Well these days 'He won't be alright'; in the 1970s school leavers could turn up on a building site build a wall and be a bricklayer by lunchtime, now they can't get beyond the gates without certificates. We need to go beyond simply insisting upon attendance, attention and homework completion; we have to give these meaning and purpose. There is no right or wrong way to do that, but the armoury of intellectual and persuasive weapons at our disposal can enable us as educators to empower the youngsters in our charge with the skills for the future and to step forth with aspirations.

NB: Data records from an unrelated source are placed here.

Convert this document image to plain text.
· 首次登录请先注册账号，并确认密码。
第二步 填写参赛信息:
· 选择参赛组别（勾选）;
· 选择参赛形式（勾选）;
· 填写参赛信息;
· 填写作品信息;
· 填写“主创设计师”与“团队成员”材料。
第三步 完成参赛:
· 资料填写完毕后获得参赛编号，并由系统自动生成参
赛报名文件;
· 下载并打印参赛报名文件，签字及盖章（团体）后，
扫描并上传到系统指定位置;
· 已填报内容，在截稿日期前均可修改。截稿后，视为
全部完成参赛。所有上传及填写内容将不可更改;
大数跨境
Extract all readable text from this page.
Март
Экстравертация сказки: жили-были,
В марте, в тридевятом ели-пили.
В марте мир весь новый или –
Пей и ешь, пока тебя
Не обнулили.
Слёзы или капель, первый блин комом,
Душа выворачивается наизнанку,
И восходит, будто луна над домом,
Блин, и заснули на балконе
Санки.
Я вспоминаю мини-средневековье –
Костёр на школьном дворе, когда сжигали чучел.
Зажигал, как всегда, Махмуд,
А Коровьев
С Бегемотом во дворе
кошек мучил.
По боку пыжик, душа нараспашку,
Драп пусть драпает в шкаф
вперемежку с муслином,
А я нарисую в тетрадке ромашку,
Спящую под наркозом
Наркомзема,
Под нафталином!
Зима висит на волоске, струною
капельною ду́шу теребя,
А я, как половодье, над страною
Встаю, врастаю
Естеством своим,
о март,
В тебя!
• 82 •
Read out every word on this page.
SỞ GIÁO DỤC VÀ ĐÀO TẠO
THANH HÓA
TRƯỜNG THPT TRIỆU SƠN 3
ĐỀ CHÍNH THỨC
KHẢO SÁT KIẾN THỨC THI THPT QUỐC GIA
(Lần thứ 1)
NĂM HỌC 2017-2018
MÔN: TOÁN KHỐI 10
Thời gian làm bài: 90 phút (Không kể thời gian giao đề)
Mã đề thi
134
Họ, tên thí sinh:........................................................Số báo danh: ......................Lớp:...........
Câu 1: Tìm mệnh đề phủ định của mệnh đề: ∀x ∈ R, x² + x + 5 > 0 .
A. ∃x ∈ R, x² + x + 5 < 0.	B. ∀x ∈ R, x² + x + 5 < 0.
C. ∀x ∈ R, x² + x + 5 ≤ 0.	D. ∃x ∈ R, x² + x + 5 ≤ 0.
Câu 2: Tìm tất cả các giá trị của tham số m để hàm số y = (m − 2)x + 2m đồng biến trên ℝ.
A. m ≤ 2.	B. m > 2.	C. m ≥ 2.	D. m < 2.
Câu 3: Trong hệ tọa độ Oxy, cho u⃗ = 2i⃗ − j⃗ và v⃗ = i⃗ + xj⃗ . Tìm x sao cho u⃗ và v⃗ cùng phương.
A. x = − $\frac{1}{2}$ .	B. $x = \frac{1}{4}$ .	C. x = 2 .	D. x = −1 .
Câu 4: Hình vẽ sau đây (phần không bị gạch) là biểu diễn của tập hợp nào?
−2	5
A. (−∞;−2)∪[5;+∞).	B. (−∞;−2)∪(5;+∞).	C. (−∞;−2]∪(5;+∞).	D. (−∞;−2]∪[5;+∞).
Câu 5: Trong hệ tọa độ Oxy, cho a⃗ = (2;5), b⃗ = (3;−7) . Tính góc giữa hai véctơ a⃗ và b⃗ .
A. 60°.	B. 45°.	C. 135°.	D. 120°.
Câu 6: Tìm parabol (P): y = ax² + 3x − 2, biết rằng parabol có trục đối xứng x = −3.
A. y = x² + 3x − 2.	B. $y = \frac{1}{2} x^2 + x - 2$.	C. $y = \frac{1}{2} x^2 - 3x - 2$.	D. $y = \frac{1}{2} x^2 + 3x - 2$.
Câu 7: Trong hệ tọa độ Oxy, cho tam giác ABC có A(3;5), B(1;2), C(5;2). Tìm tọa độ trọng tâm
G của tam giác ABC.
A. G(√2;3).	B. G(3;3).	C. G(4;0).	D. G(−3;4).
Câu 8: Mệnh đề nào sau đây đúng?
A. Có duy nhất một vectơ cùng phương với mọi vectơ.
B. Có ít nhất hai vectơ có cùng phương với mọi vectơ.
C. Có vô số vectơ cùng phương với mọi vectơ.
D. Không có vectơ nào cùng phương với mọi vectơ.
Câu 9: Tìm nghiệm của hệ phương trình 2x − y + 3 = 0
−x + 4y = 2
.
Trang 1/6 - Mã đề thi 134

I think of the teachers who engaged me: Mrs Dalrymple and Mr McCann at primary school; Chris and Pauline Collier who lit the flame of my love of History; John Wohlers, who scared us all to death but got the whole class grade A or B at O-level Maths, Janet Lawley, who never taught me but whose very presence oozed her love of learning and her vision. These names don't go away, but those who didn't inspire are hard to recall.
Few of us can hope to be 'Legends', or 'ledge' in the children's parlance, but at least we can hope to be remembered for a few years.